Protected area in the East Riding of Yorkshire, England

Melbourne and Thornton Ings is a Site of Special Scientific Interest (SSSI) in the East Riding of Yorkshire, England. It is located near to the village of Melbourne, north of the Pocklington Canal. This series of meadows supports a high diversity of plant species and a high diversity of bird species.

Melbourne and Thornton Ings is situated within the Lower Derwent Valley National Nature Reserve that is a Special Protection Area and is registered under the Ramsar Convention.

== Biology ==
The wet grasslands in Melbourne and Thornton Ings contain herbaceous plant species including marsh stitchwort and tubular water-dropwort. In drier grasslands, plant species include marsh valerian, sneezewort, common meadow-rue, meadowsweet, marsh marigold, marsh arrowgrass, bog bean, early marsh orchid and marsh pea. Plant species in the ditches water violet and mare’s-tail.

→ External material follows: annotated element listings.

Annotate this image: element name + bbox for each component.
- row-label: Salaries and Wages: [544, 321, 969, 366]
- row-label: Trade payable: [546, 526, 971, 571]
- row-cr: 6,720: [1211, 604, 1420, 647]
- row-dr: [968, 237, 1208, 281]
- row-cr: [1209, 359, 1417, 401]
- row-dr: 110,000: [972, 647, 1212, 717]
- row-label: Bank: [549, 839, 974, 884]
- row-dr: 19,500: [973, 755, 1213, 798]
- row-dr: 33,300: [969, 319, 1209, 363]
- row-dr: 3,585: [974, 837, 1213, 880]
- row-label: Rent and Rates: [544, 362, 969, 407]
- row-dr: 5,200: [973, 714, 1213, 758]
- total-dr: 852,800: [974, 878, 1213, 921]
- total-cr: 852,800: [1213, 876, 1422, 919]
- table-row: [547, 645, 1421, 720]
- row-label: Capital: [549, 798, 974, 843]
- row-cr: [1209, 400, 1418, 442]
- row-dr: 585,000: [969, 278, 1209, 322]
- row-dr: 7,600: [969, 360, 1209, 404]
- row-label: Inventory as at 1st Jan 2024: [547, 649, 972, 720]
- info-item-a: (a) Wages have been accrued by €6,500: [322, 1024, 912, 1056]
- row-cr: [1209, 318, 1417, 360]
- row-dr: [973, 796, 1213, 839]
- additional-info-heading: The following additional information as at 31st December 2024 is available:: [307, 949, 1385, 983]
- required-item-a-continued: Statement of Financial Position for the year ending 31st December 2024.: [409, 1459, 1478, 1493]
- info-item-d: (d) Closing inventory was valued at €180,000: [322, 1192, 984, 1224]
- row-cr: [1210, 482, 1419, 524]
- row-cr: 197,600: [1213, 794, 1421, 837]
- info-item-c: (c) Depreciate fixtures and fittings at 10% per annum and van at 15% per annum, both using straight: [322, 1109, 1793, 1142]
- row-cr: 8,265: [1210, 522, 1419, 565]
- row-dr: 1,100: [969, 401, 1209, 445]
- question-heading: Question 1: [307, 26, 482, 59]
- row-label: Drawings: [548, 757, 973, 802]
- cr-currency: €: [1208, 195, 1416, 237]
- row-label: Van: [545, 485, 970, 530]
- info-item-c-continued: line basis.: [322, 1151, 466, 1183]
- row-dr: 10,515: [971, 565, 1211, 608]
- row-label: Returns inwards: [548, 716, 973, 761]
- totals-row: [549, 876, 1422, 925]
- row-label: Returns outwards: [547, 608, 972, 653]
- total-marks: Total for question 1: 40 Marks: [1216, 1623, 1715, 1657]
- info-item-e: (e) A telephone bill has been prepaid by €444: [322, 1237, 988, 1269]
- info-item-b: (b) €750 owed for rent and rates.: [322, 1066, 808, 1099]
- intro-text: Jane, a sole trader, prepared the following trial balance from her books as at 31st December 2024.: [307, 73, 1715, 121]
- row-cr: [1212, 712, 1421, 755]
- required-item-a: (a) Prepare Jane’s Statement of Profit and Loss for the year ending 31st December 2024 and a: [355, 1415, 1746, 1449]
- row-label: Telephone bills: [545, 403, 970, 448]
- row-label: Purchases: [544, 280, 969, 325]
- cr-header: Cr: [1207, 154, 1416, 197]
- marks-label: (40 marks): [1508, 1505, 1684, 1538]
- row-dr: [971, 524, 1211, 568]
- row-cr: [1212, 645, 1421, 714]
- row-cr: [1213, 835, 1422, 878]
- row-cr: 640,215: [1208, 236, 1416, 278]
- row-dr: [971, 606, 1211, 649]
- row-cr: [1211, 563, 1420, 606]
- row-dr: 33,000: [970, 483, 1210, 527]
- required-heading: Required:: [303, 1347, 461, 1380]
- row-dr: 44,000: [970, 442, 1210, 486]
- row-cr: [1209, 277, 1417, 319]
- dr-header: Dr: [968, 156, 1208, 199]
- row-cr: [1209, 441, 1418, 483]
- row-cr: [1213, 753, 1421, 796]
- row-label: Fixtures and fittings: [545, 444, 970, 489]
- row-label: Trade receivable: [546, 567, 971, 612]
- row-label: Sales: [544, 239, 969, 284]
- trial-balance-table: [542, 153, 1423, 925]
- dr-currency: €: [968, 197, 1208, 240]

Insect species include the red-eyed damselfly.

Bird species recorded in Melbourne and Thornton Ings include pintail, garganey, gadwall, curlew, lapwing, snipe, redshank, oystercatcher and common sandpiper. In winter, teal, wigeon and Bewicks swan have been recorded in this protected area.

Otters have been recorded in this protected area.

== Land ownership ==
Part of the land within Melbourne and Thornton Ings SSSI is owned by the Crown Estate.